There have been more than 200 countries, territories, and international conveyances, such as cruise ships, afflicted by the COVID-19 pandemic worldwide[71]. A comparative study extending the framework outlined in this article should include a reasonably large sample of these. The sample might include developing nations, which, in addition to pandemic-related issues, face many other serious problems, such as lack of resources, political instabilities, armed conflicts, migrations and refugees-related problems, and already existing diseases. The earlier mentioned extension of the analysis toward supra-national levels should also be tried in such a comparative setting5. Of course, this would require far larger resources than what we had at disposal, and would be ideally addressed by an international project consortium.

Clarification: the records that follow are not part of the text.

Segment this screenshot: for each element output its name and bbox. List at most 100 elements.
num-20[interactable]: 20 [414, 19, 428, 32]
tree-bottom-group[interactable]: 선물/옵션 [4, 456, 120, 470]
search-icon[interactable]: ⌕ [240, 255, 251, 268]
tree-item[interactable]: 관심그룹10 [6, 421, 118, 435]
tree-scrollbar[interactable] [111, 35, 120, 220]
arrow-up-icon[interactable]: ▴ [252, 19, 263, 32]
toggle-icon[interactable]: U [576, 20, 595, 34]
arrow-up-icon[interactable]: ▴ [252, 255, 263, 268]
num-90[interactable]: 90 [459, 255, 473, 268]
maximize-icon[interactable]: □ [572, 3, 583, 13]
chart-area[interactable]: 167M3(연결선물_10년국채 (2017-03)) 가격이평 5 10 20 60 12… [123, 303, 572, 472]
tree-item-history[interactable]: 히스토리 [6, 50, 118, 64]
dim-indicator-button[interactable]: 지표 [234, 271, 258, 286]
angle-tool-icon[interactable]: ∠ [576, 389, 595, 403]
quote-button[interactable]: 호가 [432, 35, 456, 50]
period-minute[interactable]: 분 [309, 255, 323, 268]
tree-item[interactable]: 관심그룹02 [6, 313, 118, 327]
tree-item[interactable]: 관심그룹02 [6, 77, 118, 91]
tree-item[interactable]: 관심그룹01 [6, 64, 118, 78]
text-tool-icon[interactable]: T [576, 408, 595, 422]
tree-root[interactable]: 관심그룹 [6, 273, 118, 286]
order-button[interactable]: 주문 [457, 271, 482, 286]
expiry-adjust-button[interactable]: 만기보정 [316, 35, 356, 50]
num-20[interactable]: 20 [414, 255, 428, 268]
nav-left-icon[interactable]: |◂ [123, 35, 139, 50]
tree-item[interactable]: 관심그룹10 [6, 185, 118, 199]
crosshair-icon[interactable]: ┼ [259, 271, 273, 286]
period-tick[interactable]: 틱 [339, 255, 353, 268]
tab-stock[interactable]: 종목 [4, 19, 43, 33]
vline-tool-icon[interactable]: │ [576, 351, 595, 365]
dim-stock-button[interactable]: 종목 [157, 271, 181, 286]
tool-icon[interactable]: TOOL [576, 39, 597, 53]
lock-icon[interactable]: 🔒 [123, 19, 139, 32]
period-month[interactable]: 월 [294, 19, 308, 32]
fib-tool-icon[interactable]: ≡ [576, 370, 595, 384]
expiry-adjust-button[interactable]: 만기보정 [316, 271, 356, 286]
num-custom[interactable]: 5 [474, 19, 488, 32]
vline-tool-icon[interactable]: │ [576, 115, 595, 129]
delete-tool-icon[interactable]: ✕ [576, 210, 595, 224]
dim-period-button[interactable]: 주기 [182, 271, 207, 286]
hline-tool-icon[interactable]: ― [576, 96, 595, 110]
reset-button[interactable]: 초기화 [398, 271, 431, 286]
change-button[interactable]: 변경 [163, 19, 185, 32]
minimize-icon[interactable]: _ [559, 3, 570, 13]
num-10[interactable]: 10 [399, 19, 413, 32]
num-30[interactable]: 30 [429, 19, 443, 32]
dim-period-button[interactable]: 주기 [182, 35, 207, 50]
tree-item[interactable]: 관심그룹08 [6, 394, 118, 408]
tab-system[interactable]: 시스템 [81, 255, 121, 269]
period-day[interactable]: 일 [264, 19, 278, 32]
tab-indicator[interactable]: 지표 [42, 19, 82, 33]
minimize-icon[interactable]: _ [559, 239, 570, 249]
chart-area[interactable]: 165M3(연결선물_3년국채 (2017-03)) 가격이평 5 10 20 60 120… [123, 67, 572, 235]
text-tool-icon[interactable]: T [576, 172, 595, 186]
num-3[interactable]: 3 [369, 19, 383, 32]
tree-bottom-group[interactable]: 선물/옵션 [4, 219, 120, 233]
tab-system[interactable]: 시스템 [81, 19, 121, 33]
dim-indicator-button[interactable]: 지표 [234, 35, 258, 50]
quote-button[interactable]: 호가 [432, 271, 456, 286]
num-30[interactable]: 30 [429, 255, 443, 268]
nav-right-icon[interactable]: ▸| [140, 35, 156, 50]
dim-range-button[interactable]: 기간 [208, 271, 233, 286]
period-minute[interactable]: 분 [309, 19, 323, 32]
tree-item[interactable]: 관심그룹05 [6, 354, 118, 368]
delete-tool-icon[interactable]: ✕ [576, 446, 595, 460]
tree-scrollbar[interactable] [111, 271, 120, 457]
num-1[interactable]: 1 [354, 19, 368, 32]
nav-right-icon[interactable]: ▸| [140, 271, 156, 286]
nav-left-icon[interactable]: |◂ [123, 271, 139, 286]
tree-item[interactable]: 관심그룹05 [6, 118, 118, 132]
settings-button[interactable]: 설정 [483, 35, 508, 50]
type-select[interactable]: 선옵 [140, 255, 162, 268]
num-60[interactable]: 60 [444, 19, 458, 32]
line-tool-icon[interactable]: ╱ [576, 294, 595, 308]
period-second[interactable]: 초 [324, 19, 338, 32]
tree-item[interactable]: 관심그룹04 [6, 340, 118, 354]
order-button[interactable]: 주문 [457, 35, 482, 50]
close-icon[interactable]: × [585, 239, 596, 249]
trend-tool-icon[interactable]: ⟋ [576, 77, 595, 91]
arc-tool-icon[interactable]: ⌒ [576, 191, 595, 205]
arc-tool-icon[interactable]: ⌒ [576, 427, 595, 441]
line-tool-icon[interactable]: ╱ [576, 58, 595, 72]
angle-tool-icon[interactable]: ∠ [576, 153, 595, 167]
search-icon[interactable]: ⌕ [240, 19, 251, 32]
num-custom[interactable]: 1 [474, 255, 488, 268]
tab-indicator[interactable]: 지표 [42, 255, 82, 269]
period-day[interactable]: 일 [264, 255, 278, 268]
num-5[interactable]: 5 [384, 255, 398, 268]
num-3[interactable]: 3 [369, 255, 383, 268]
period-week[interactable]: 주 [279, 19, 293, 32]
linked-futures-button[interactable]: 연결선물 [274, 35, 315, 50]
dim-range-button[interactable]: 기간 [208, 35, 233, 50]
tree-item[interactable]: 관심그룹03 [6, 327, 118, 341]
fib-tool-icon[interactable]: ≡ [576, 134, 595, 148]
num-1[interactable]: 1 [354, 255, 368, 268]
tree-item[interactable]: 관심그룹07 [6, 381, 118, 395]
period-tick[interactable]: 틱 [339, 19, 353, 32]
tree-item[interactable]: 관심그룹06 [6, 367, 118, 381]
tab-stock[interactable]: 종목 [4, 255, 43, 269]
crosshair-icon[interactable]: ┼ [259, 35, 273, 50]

Our study should also be extended in time. It remains to be seen whether systemic resilience models can account for CMSs’ responses on larger time scales, including possible multiple pandemic waves.
REMARKS
1Whenever we speak of the number of cases, we mean the number of detected cases, which almost certainly underestimates the true number of cases, but it is difficult to assess by how much.
2Dates of beginning and ending of each stage are approximate. In some cases we chose dates that were particularly remembered in collective memory as “the day of the first COVID-19 case in Croatia” or “the beginning of lockdown”, while in other cases these dates were more arbitrarily chosen. Indeed, it could be argued for each stage that it began or ended a few days earlier or later, without any consequences for our main claim – that the sequencing of events as they happened in the real world generally corresponds to the sequencing of stages as described by Fath, Dean and Katzmair[1].
3The original Croatian name of the Facebook group is „Jedni za druge“.
4A more general way to pose the question of the time lag is what characteristic time is needed to observe on an aggregate level the effects of a change in contagion at the level of individuals.
5Extending the research framework toward supra-national levels might help address complex global-scale problems, such as healthcare supply chains management, which may be particularly important for developing countries. For example, hydroxychloroquine (HCQ), which is known to be an effective treatment for patients with autoimmune disorders, has also been used in COVID-19 treatment. Some developing nations are currently in danger of HCQ shortages and putting at risk patients depending on this medication, as demand for HCQ increases and high-income countries order additional supplies for potential COVID-19 prophylaxis[72].